Now it suffices to find $2(n-3)^2-2(n-4)^2=2(2n-7)$ additional odd pairs containing $a$. These are almost provided by the following collections.
$(1)$ Pairs of the form $(\{a.b\},\{c,x\})$ where $c\in N(b)$ and $x\notin \{a,b\}\cup N(b)$. There are $k(n-2-k)$ such pairs.
$(2)$ Let $xy$ be an edge in $G-\{a,b\}$ (there are $n-k-2$ such). Any vertex $d\notin\{a,b,x,y\}$ is not adjacent to one of $x$ and $y$ --- say to $x$. Then $(\{a,x\},\{d,y\})$ is a desired odd pair; there are at least $(n-4)(n-k-2)$ such pairs.

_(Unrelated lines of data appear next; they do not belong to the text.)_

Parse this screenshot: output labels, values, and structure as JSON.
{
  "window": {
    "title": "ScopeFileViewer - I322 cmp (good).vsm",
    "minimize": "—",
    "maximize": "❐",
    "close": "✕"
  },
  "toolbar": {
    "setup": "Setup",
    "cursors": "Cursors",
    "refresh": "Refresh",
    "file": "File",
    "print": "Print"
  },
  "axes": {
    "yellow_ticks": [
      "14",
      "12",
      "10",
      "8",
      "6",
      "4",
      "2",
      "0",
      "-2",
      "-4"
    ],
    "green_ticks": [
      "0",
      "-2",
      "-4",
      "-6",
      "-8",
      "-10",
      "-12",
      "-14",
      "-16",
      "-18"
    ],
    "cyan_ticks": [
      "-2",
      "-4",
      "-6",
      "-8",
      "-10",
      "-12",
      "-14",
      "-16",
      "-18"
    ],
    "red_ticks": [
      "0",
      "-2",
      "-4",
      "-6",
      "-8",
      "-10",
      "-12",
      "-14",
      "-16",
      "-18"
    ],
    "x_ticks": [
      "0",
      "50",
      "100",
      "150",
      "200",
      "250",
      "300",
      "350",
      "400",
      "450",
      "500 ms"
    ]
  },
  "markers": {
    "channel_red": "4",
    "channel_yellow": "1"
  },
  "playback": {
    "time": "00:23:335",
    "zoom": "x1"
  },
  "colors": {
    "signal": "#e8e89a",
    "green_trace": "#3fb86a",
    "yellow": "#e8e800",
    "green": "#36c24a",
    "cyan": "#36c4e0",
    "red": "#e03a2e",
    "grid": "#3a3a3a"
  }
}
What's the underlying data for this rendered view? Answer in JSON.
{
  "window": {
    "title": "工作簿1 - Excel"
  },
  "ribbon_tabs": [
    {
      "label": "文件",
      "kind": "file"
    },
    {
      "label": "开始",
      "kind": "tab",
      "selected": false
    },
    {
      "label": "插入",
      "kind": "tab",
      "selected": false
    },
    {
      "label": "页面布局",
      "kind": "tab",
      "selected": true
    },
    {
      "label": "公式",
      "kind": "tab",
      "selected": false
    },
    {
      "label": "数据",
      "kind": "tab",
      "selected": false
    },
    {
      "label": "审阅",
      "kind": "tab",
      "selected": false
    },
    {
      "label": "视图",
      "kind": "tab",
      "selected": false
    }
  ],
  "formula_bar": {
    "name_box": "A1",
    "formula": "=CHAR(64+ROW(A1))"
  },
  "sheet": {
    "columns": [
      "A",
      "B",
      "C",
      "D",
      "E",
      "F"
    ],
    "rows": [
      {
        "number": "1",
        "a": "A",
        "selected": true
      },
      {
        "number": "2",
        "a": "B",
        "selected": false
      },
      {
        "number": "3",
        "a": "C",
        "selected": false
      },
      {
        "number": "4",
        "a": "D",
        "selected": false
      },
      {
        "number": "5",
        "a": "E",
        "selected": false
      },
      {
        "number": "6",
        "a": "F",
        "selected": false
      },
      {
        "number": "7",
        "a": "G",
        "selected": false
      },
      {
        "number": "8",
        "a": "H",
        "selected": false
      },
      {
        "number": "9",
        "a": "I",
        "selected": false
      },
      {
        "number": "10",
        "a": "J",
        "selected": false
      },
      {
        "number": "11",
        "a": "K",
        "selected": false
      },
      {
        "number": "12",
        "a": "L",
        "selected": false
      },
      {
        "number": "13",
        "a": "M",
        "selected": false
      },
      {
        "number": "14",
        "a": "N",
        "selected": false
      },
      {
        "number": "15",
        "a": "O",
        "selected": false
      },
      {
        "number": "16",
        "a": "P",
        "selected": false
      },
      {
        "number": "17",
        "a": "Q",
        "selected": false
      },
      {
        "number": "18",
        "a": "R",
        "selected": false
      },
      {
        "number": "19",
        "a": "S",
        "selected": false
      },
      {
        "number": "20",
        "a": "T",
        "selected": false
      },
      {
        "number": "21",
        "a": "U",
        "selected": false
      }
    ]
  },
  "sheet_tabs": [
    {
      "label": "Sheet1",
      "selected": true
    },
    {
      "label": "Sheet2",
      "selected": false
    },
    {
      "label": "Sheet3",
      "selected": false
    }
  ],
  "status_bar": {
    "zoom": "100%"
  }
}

$(3)$ Pairs of the form $(\{a,c\},\{b,d\}$, where $abcd$ is a path of length 3 --- there is at least one such.
All in all, this provides
$$
  (n-k-2)(k+n-4)+1=(n-3)^2-(k-1)^2+1\geq (n-3)^2-(n-5)^2+1=2(2n-7)-1
$$
additional odd pairs. We need thus to find one extra additional pair in the case $k=n-4$ (otherwise the above inequality is strict).
If $n\geq 6$ (so $k\geq 2$), then the estimate in $(2)$ is not sharp: for any edge $xy$ in $G-\{a,b\}$ there exists a neighbor $c\neq a$ of $b$ which is adjacent to neither $x$ nor $y$, so both pairs $(\{a,x\},\{c,y\})$ and $(\{a,y\},\{c,x\})$ work. This already increases the bound by $2$.
If $n=5$, then $k=1$ only when $G$ is a path. In this case we find $8$ odd pairs by hands.